Il jeta ensuite un regard désespéré autour de lui. Les forces semblaient s'être inversées et l'armée elfique reprenait le dessus. Les deux archers venaient de périr des mains d'Eldenor.
-Monseigneur! Le soldat elfe se tint soudain auprès de lui et dévisagea tour à tour le roi et la fine silhouette ensanglantée qu'il reconnut comme étant son ex-capitaine.
Thranduil leva ses yeux d'azur vers le soldat.
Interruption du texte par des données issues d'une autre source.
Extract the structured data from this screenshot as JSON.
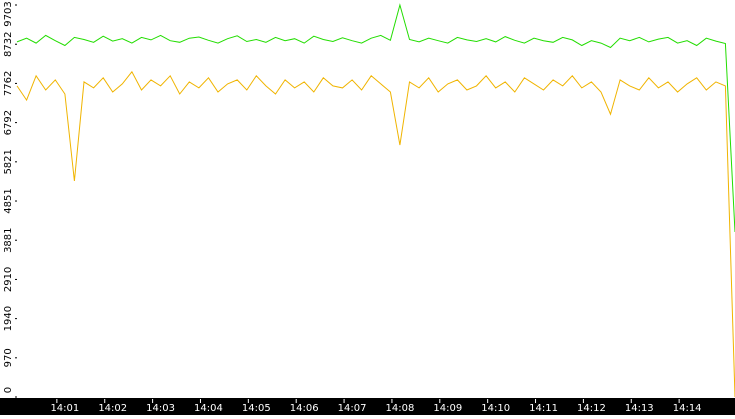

-Monseigneur, vous n'êtes pas blessé ?
-Tauriel vient de me sauver la vie, répliqua le roi dans un souffle, comme s'il ne croyait pas encore lui-même aux mots qu'il venait de prononcer.
-Monseigneur, les soldats de Celeborn sont là… Ils sont venus nous aider…
Thranduil tourna la tête vers le sentier dévasté. Il put voir en effet plusieurs elfes de la Lorien faire irruption dans la clairière et se lancer dans la bataille.
Sans attendre, Thranduil arracha une à une les deux flèches plantées dans le dos de Tauriel et retourna la femme elfe pour la soulever et l'emporter dans ses bras en direction des arbres.
Il stoppa sa course quand le sol se mit à vibrer et constata que les orques étaient subitement frappés de stupeur. Il se passait quelque chose. Les elfes profitèrent de ce moment de flottement pour accentuer leur avantage. Bientôt, plus une seule créature de Sauron ne fut debout. A l'autre bout de la clairière, Celeborn reprenait son souffle et croisa au loin le regard de Thranduil portant toujours Tauriel dans ses bras. Le souverain sylvestre lui adressa un signe de tête que lui rendit le seigneur de Lorien. Ce fut alors que la douce voix de Galadriel chercha à pénétrer leur esprit. Ils fermèrent tous deux les yeux pour écouter le message de la dame blanche.
-Le porteur de l'anneau a réussi. L'anneau de pouvoir a été détruit. Sauron est vaincu.